= Spooning (croquet) =

Term in croquet

In croquet, the term spooning has historically been used to refer to two ways of setting the ball into motion. The term is rarely used in the modern game and is not defined in the official laws.

==Pushing==
In one sense, it is simply pushing the ball with the mallet instead of tapping. It is recognized by making no noise. This was at one time considered an unfair but good technique, upon appeal the umpire must declare whether the ball was spooned or tapped. In modern Association Croquet, pushing the ball would generally constitute a fault under rule 28.a.4, which makes it a fault if the striker "moves the striker's ball other than by striking it with the mallet audibly and distinctly", or under rule 28.a.7.C, if "the mallet [remains] in contact with the striker's ball for an observable period."

There are techniques that involve the pushing of a ball which are not considered "spooning". In a roll shot, the player's and the croqueted balls are driven together in a stroke which starts with a tap and then the mallet is immediately trailed right behind the balls. It is not considered spooning as long as one and only one distinct tap is heard. If the mallet leaves the ball after the tap and returns to the ball, it is considered spooning.
In the modern laws this is usually referred to as a "double tap", and is a fault under rule 28.a.7. The "pass" stroke, which also drives two balls, is used to drive the striker's ball further than the croqueted one. It also involves the dwelling of the mallet on the tapped ball, with the same restrictions as for the roll shot.
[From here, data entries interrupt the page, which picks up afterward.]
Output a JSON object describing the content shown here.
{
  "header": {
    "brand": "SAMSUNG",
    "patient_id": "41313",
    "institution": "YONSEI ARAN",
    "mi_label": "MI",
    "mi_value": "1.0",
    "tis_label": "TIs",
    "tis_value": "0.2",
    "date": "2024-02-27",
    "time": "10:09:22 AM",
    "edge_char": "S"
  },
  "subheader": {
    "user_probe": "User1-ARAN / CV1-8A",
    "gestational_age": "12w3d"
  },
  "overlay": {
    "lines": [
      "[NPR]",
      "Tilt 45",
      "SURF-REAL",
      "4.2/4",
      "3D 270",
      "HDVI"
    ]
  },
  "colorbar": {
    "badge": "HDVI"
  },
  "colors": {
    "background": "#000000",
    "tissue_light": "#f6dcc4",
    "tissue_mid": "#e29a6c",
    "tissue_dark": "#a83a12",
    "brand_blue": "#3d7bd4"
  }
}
In 19th century spooning was considered a women's way of cheating in sports, frequently mentioned in sports magazines of the time. A notable case was an official accusation of the British Open champion Lily Gower of spooning in 1901.

==Swinging==
In another sense, "spooning" is when the mallet is swung in a wide arc, to generate more power. Unlike the first meaning, spooning has been considered fair in a match of gentlemen, but pre-20th century ladies in hoopskirts were at a disadvantage being unable to "spoon" in this way.